Jesus spricht damit alle Menschen an, die nicht wie Thomas direkt die Wundmale berühren und ihn leibhaftig sehen, aber dennoch an ihn glauben. Das gilt bereits für die ersten Christen, die nicht Augenzeugen waren und erst recht für uns heute und für alle künftigen Generationen. Die Geschichte des Thomas zeigt, dass der Glaube nicht aus menschlicher Kraft allein entsteht, sondern dass Jesus selbst es ist, der Glauben schafft und zum Ziel bringt. Als Thomas beim ersten Erscheinen Jesu fehlt, arrangiert Jesus einen zweiten Termin. Er kommt erneut in den verschlossenen Raum – genau wie vorher. Es gibt keinen Vorwurf, keine Belehrung, dass Thomas beim ersten Treffen nicht da gewesen ist. Jesus macht damit deutlicht, dass ein Mensch, der zum Glauben berufen ist, niemals vergessen oder im Stich gelassen wird. Paulus schreibt an alle Geschwister in Christus Jesus in Philippi: «Ich bin darin guter Zuversicht, dass der in euch angefangen hat das gute Werk, der wird’s auch vollenden bis an den Tag Christi Jesu» (Philipper 1,6).

Diese Verheissung gilt auch für Thomas und für jeden von uns. Gott hat den Überblick über unsere Zweifel, Sorgen und Fragen. Er kennt sie bereits, bevor wir sie aussprechen. Viele Menschen haben mehr Kontakt zu religiösen Riten als zu einer Beziehung mit Gott. Sie kennen Kirchen, Rituale und Traditionen, aber nicht unbedingt eine lebendige Beziehung mit Jesus, so wie Thomas sie erfuhr. Jesus begegnet Thomas persönlich in dessen Zweifel. Glaube ist in erster Linie Beziehung, keine Theorie. Jesus sagte in seiner Abschiedsrede seinen Jüngern: «Es ist noch eine kleine Zeit, dann sieht die Welt mich nicht mehr. Ihr aber seht mich, denn ich lebe, und ihr sollt auch leben. An jenem Tage werdet ihr erkennen, dass ich in meinem Vater bin und ihr in mir und ich in euch» (Johannes 14,19-20).

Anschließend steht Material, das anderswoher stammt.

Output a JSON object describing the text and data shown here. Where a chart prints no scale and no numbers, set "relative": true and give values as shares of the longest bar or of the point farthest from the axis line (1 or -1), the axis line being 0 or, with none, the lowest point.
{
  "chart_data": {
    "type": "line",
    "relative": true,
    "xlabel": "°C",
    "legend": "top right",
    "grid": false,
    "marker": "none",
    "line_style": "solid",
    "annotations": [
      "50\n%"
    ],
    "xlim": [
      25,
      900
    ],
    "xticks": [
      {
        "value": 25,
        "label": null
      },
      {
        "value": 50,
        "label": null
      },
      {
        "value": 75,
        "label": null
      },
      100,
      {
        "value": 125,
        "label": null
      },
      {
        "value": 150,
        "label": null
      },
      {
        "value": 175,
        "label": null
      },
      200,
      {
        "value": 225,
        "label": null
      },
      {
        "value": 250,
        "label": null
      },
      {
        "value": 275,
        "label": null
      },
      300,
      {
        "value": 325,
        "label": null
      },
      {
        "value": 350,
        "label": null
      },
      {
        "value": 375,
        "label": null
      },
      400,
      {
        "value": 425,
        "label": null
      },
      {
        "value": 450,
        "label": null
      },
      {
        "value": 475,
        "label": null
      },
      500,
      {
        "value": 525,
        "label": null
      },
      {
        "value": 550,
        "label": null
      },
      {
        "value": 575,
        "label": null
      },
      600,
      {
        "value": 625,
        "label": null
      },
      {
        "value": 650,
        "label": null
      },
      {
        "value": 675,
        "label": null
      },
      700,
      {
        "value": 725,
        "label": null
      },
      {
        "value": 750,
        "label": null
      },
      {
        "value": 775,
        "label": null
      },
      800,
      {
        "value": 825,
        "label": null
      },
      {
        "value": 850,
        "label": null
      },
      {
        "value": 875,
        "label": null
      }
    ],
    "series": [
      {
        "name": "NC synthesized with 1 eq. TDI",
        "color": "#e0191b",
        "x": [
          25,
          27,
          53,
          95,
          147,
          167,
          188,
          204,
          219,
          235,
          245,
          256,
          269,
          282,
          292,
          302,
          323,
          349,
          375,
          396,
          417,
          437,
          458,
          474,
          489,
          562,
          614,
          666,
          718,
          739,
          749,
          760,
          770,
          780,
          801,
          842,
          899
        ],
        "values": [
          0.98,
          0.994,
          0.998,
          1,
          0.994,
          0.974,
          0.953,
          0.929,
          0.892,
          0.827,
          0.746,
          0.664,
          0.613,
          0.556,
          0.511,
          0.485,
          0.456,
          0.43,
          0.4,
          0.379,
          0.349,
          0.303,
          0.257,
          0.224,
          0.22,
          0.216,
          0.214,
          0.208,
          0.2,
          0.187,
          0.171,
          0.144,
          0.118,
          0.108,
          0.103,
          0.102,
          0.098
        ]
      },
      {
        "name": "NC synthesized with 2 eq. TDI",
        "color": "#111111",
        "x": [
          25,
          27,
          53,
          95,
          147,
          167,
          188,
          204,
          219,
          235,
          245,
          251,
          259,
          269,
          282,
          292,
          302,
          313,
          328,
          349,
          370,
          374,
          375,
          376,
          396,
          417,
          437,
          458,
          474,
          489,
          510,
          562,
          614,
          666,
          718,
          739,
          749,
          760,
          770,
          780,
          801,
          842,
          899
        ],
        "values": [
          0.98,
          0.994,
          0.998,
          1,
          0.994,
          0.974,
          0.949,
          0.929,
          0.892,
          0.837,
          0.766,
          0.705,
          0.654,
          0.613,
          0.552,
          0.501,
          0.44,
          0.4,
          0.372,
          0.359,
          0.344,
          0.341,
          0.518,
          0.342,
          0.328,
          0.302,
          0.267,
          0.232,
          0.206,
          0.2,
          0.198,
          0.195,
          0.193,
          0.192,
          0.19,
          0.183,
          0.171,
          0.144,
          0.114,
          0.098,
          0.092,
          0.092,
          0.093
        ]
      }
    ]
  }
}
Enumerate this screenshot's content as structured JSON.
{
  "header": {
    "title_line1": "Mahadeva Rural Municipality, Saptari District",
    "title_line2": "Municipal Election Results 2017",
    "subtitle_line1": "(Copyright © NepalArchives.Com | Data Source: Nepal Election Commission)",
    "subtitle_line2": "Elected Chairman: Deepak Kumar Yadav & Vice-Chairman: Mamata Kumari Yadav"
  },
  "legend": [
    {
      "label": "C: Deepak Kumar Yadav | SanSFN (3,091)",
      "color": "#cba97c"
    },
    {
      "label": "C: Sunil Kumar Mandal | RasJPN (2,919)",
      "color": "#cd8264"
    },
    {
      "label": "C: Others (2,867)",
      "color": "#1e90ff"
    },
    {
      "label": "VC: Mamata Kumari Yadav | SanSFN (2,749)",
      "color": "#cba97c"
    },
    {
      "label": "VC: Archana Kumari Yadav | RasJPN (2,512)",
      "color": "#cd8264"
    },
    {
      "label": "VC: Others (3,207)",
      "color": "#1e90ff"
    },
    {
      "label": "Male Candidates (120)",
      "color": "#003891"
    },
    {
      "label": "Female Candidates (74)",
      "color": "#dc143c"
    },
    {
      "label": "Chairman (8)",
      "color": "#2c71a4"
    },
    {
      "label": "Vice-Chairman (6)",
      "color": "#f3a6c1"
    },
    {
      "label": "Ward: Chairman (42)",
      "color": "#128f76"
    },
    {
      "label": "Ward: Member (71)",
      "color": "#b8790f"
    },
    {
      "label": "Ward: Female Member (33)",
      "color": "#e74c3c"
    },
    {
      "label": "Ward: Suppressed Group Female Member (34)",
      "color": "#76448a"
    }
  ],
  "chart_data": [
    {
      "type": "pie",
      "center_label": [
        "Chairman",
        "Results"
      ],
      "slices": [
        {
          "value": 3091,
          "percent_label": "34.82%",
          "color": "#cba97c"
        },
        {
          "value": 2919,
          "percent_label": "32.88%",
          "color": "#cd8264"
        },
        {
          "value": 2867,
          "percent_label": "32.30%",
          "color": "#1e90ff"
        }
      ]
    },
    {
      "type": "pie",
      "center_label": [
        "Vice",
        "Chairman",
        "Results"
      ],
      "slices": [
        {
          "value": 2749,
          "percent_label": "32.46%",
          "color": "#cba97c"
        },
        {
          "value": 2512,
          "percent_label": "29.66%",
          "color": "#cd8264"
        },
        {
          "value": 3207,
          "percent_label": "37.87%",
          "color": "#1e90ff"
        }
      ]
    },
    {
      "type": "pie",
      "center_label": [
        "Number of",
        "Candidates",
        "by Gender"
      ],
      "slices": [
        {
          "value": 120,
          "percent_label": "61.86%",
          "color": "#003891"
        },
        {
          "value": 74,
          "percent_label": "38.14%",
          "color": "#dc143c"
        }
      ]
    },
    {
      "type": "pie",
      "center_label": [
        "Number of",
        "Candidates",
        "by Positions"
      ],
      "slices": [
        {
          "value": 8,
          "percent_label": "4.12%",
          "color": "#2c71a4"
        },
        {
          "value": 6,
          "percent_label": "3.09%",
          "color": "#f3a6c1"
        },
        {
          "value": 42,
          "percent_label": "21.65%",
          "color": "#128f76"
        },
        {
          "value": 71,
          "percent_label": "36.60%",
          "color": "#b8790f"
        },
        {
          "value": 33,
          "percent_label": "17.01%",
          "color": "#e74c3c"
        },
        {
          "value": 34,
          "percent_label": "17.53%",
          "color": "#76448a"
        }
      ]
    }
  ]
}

Jesus lebt durch den Heiligen Geist in denen, die ihr Leben ihm übereignet haben. Er tritt nicht nur in verschlossene Räume damals, sondern auch heute in unser verschlossenes Herz.

Zeuge der Auferstehung

Johannes betont die Bedeutung des geschriebenen Zeugnisses: «Diese aber sind geschrieben, damit ihr glaubt, dass Jesus der Christus ist, der Sohn Gottes, und damit ihr, weil ihr glaubt, das Leben habt in seinem Namen» (Johannes 20,31).

Thomas steht beispielhaft dafür, wie ein Mensch vom Zweifelnden zum Zeugen wird. Johannes überliefert diese Geschichte, damit spätere Generationen – also auch wir – daraus lernen und auf das Zeugnis der Apostel gründen können. Der tiefe Glaube, den Jesus als «selig» bezeichnet, ist ein tiefes Vertrauen, das sich auf das schriftlich bezeugte Wort, auf die Lehre der Apostel und vor allem auf die persönliche Begegnung mit Jesus durch den Heiligen Geist gründet.